Actions to support the priority outcome
The priority outcome for the first year of this framework is that museum stakeholders, visitors and staff perceive greater fairness, representation and justice in their communities and local authority area.
The independent Edinburgh Slavery and Colonialism Legacy Review Group will review features in the public realm such as our statues, public buildings and street names which commemorate those with close links to slavery and empire. It will then propose a series of recommendations to redress this legacy.

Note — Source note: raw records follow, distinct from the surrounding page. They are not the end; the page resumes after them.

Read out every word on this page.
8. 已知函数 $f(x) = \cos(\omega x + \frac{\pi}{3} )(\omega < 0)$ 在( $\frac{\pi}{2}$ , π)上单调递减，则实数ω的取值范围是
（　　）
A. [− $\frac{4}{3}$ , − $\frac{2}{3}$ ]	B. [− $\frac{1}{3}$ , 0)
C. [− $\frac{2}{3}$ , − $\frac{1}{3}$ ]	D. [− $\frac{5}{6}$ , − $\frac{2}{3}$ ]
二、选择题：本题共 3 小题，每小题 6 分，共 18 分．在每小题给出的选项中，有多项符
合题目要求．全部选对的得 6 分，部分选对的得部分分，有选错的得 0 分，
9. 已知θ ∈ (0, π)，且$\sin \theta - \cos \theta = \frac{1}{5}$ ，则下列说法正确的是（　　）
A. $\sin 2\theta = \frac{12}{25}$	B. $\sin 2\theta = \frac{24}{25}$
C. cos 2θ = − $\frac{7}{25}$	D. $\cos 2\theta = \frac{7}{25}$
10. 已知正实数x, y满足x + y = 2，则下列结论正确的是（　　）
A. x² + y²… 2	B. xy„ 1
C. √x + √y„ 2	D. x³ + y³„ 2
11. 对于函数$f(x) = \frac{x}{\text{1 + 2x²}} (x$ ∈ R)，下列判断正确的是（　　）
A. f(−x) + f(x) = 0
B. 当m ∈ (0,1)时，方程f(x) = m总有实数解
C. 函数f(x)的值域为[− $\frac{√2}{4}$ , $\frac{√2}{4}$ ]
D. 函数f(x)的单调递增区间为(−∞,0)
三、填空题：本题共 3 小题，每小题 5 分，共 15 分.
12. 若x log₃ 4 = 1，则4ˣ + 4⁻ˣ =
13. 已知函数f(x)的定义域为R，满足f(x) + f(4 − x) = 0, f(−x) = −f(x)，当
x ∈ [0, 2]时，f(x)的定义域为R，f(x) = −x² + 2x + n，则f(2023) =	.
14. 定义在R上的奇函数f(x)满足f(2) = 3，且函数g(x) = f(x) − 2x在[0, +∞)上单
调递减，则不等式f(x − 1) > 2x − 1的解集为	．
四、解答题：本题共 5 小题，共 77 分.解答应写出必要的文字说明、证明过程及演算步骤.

As well as dedicating resource and support for the Review Group, the Council’s Museums and Galleries Service has made a commitment to an anti-racism pledge.
It commits to:
- celebrate the creative contribution that people from a BAME background and people with protected characteristics make;
- review practice so that colonial language, values and narratives are challenged in interpretation, research and documentation throughout exhibitions, venues, collections, programming and digital media;
- develop a core of anti-racist practice and language and deliver training including unconscious bias and white privilege for front of house staff and curatorial staff;
- build and extend connections with communities, expanding the diversity of exhibitions and programming and highlighting further BAME histories;
- review representation across the workforce and develop a staff Inclusion Working Group to develop equalities policy;
- provide opportunities for people from a BAME background, migrant and refugee communities to gain work experience through internships, shadowing and volunteering placements as well as through partnership projects to increase their abilities to secure employment opportunities.
Performance
Performance measures are under development and will include
- research into museum staff, stakeholder and visitor perceptions to establish robust baseline data
- other measures to be developed following the conclusion of the Edinburgh Slavery and Colonialism Legacy Review
- outcomes of targeted restorative/community justice supports.